You pulse the light source. After the light pulse ends, plus a predetermined delay, the device start recording image data. Each successive pixel altered past that point represents image data and the time of the occurrence in milliseconds represents range.

What I do not know at this time are the timing characteristics of a typical smartphone camera's ccd array and those of a laser that might prove suitable to this task. Perhaps some of the more technically gifted can offer some guidance.

[transmitterdan]

I don’t understand what problem you are trying to solve.

Rangefinders don’t measure time delay directly. They measure the phase of the light frequency between source and reflection which is linear with time delay. A camera CCD is much too slow to measure speed of light events. Typical frame rates are in tens of milliseconds between frames.

Maybe instead of writing up the solution you could clearly state the problem first. Are you trying to see things relative to the boat (like radar) or trying to identify the position of things relative to a fixed coordinate system?

[CareKnot]

Hi Dan,
Thanks for responding. I'll answer you as best I can. You said:

Quote:

Originally Posted by transmitterdan

I don’t understand what problem you are trying to solve.

Forgive me if I wasn't clear, Dan. I tend to ramble when I get inspired. If I could, I would heavily edit the preceding posts.

This isn't so much about finding a solution to a specific problem. It is about more fully realizing opportunities. My clumsy efforts to explain my intentions have obviously caused some confusion. Mea culpa.

Cost is an overarching concern for many recreational and cruising mariners. Navigation instruments are expensive. I am attempting to mitigate those costs by repurposing existing and widely available hardware such as a smartphone The goal is producing useful location data and interfacing that data with the OCPN platform, 'on the cheap'.

OCPN is an extraordinary navigational tool. It is a feature rich package and offers a flexible platform for developing an astonishing array of plugins. I simply want to be able to contribute to this effort, not by writing code, but by thinking outside of the box.

It seems to me that the sensing, measuring and processing capabilities of current smartphones should be exploited for the recreational and cruising mariner and the OCPN platform. So, the purpose of this exercise is fourfold;

1. Uncover the most efficient means of utilizing readily available hardware,
2. Expand on available capabilities with external devices where needed,
3. Generate useful data streams for the OCPN platform and,
4. Campaign to expand the platform itself to include multiple data contributors, a data storage platform, data processing to discrete products, and finally, automatic download of those products and some form of automatic updates.

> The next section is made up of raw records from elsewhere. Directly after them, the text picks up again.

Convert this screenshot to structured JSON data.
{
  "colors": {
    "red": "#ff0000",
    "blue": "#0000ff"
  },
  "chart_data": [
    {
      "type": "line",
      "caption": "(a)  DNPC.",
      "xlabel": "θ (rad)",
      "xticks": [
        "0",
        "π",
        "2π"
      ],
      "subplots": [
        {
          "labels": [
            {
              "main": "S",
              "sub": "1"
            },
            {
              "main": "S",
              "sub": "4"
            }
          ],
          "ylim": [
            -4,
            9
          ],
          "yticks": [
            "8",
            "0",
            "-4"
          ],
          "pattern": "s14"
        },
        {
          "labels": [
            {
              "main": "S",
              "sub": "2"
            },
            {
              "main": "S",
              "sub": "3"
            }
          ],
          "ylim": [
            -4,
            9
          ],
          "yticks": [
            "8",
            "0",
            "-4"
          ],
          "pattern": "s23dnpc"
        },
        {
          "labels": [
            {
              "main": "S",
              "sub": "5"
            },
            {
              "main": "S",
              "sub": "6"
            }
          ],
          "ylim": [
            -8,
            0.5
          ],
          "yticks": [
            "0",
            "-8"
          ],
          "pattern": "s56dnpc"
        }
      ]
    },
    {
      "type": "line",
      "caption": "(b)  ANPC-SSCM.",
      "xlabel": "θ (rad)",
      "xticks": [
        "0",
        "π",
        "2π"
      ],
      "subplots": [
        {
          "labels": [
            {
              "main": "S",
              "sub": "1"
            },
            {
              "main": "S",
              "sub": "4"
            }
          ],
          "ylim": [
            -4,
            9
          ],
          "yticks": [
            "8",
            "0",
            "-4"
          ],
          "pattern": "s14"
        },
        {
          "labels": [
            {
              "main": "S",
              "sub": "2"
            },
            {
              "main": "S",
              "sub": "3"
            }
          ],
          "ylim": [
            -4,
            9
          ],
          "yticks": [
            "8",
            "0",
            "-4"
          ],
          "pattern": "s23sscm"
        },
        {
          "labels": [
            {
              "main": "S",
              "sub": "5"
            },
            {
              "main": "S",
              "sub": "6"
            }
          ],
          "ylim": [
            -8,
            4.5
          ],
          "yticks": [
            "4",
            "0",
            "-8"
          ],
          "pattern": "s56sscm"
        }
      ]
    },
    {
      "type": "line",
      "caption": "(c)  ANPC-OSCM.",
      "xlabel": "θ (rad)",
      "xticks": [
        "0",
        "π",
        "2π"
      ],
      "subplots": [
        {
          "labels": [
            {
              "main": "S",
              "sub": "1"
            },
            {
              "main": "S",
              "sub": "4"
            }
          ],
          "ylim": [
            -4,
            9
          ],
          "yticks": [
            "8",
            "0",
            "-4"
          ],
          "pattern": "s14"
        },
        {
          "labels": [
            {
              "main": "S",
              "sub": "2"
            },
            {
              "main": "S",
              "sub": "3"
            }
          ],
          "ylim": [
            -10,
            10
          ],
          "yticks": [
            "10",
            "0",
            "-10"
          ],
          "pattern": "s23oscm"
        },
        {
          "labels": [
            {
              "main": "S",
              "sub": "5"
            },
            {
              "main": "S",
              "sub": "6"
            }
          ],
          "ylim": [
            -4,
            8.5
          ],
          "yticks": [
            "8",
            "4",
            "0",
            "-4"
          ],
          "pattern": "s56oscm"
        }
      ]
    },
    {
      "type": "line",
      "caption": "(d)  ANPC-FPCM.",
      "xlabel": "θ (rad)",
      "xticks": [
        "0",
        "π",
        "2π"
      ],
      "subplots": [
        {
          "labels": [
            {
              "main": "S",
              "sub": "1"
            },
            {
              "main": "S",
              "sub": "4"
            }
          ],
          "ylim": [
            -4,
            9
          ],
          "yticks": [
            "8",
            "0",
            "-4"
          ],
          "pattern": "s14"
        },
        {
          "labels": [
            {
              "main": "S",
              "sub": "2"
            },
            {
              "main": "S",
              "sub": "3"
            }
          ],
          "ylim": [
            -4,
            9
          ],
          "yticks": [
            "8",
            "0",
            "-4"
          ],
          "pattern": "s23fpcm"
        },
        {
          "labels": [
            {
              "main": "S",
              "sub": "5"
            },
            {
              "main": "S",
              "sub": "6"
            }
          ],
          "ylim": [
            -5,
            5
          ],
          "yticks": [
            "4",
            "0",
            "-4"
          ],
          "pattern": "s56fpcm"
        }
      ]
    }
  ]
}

The first scenario I am exploring is extrapolating a smartphone's data (time, position, orientation, direction of motion, speed, etc.) to other objects and vessels. The applications of the data collection effort might include collision avoidance, Notice to Mariner type information and navigable cartographic updates to name but a few, so...

On the subject of rangefinding and how it is used to extrapolate the device's location related data to line-of-sight objects and vessels:
There are a number of DIY projects that I am researching. Some may be worth pursuing. On the other hand, there are some laser rangefinders that boast a computer interface, but they seem cost prohibitive. So I am soliciting thoughtful contributions.

I hope this gives you a better idea of my intentions. This being a case of eating the proverbial elephant, it will have to be taken one bite at a time. Ask anything you like.

[CareKnot]

I've been spending a bit of time here: https://forums.parallax.com/discussi...r-big-distance

There are some pretty good discussions on DIY stuff, some of which they have turned into commercial products.